La troisième ligne de métro de Toulouse coûtera 3,7 milliards d’euros. Soit 1 milliard de plus que ce qui avait été annoncé. La confirmation est venue au lendemain des élections municipales, par la voix de Sacha Briand, adjoint au maire chargé des finances. Un calendrier que les mauvais esprits ne manqueront pas de relever.
Troisième ligne de métro à Toulouse : le surcoût d’un milliard qu’on nous cachait
Comme c’est bizarre : il aura fallu attendre le lendemain des élections municipales pour avoir la confirmation de ce que nous redoutions. La troisième ligne de métro coûtera finalement 3,7 milliards d’euros, soit 1 milliard supplémentaire par rapport aux chiffres précédemment annoncés. Les mauvais esprits ne manqueront pas de relever l’opportunité du calendrier.
C’est ce que viens de confirmer Sacha Briand, adjoint-au maire en charge des finances et vice-présidnet de Toulouse Métropole sur cette même thématique à Actu Toulouse.
Je tiens d’abord à dire que ce projet, porté par Jean-Luc Moudenc lors de la campagne des élections municipales de 2014, est aujourd’hui attendu par les Toulousaines et les Toulousains. J’y suis favorable.
Pour autant, cette approbation de principe ne vaut pas blanc-seing sur le manque de transparence dont ce dossier est entouré depuis le début. Des reports de calendrier successifs, des difficultés à obtenir des réponses précises sur le coût réel de cette troisième ligne – et à chaque fois que nous posons une question, cette réponse commode qui permet d’esquiver tout débat : « vous êtes contre la troisième ligne de métro. »
De 1,4 à 3,7 milliards : retour sur une décennie de chiffres flottants
Fin mai 2022, Sasha Briand, adjoint aux finances et vice-président, évoquait un surcoût de 300 millions d’euros. À défaut d’une paille, nous voilà avec une poutre : le « réajustement » atteint finalement 1 milliard d’euros. Rappelons d’ailleurs que lors de la campagne de 2014, Jean-Luc Moudenc estimait le coût de cette troisième ligne à 1,445 milliard d’euros. Nous en sommes désormais très loin.
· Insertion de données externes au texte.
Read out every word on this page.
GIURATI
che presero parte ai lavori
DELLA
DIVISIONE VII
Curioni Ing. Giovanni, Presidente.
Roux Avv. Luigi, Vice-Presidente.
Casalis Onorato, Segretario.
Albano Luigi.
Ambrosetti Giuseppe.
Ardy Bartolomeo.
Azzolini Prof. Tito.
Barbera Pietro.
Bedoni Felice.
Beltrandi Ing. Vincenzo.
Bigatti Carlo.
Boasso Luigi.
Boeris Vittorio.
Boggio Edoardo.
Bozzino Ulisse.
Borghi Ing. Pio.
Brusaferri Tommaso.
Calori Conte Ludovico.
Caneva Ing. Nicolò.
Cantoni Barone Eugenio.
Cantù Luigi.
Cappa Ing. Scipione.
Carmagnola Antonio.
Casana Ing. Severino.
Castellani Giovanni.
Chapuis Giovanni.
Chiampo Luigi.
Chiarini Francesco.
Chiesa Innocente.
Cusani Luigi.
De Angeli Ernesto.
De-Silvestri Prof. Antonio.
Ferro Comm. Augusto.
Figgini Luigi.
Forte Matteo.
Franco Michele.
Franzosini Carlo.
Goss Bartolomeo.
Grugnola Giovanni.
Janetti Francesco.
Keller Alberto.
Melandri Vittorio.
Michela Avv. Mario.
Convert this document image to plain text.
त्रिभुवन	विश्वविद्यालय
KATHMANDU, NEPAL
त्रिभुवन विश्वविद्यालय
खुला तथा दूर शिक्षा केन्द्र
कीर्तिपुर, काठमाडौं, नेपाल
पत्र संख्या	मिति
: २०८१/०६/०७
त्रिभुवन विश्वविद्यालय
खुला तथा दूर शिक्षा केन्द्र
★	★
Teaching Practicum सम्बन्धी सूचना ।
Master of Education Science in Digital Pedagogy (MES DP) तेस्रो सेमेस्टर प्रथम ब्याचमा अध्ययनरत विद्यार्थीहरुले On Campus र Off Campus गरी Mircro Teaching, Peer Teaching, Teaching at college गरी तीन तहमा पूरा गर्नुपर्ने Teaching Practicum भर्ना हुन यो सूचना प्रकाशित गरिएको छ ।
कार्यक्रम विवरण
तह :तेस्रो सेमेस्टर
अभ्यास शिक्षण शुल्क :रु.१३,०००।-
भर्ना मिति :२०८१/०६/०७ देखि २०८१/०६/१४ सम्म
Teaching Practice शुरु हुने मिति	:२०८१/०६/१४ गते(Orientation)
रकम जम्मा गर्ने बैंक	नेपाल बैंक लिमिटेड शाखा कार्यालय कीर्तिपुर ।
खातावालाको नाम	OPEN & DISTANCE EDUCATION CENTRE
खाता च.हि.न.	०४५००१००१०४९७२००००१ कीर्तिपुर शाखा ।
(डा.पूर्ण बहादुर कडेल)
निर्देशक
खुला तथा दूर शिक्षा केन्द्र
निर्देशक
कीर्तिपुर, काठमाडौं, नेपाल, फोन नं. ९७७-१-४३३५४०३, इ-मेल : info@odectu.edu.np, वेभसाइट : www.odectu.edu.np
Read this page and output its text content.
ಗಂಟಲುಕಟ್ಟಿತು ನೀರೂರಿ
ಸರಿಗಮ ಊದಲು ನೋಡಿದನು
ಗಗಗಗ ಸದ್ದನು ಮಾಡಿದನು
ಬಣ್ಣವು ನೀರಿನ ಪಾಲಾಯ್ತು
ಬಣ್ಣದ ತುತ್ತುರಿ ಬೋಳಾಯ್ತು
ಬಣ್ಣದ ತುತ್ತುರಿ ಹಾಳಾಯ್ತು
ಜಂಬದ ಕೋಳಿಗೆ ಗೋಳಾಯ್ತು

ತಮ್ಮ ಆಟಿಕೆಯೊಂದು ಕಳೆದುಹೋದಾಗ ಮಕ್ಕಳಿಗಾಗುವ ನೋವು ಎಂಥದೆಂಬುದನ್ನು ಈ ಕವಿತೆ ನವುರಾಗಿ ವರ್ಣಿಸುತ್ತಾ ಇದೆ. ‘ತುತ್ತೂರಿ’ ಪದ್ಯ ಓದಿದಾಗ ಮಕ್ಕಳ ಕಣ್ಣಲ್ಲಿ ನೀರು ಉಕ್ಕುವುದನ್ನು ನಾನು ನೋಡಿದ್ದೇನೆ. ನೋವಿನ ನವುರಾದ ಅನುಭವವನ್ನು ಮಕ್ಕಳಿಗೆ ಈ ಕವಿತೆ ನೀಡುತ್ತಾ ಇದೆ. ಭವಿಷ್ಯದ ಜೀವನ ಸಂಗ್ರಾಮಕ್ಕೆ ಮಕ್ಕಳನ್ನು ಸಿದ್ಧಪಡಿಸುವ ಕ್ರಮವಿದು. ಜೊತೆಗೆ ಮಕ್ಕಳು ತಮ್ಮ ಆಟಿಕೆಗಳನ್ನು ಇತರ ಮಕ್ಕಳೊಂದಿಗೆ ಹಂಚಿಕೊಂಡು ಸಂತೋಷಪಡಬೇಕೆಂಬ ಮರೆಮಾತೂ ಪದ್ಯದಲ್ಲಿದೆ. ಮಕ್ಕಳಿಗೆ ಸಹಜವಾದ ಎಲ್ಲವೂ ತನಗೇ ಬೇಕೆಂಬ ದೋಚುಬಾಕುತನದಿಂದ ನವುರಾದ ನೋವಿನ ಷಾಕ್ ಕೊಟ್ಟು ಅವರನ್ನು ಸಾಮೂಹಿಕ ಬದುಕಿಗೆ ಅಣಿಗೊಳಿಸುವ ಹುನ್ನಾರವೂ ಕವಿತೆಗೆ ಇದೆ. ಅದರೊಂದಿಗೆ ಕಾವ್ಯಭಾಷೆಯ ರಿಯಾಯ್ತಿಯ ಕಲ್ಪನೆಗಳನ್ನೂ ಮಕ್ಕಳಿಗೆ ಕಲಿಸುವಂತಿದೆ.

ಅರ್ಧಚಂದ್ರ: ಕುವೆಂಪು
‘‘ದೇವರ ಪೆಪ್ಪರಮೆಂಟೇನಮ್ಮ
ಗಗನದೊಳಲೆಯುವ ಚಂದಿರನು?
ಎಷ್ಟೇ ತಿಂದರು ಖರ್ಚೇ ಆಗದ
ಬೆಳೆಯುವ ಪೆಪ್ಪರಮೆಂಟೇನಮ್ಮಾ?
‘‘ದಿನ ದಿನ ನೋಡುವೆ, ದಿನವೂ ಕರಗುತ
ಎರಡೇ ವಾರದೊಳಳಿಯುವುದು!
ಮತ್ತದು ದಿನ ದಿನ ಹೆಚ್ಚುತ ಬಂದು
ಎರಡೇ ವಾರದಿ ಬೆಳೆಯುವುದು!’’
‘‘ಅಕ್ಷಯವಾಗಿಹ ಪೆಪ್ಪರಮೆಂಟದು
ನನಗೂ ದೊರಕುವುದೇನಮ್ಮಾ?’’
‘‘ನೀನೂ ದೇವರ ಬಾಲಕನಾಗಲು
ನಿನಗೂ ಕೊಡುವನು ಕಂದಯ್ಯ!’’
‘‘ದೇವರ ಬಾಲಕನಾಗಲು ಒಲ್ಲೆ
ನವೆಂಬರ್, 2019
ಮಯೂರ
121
Certes, cette troisième ligne s’est développée dans un contexte particulier : la crise sanitaire, les tensions internationales, la hausse des matières premières. Cette argumentation est recevable et le prix actuel est de toute évidence plus sérieux que les hypothèses initiales. Suffisent-elles pour autant à masquer la réalité ? Les Toulousains et les métropolitains vont hériter d’une dette de 4,3 milliards d’euros pour l’ensemble des projets mobilité de l’agglomération, la troisième ligne en absorbant la quasi-totalité.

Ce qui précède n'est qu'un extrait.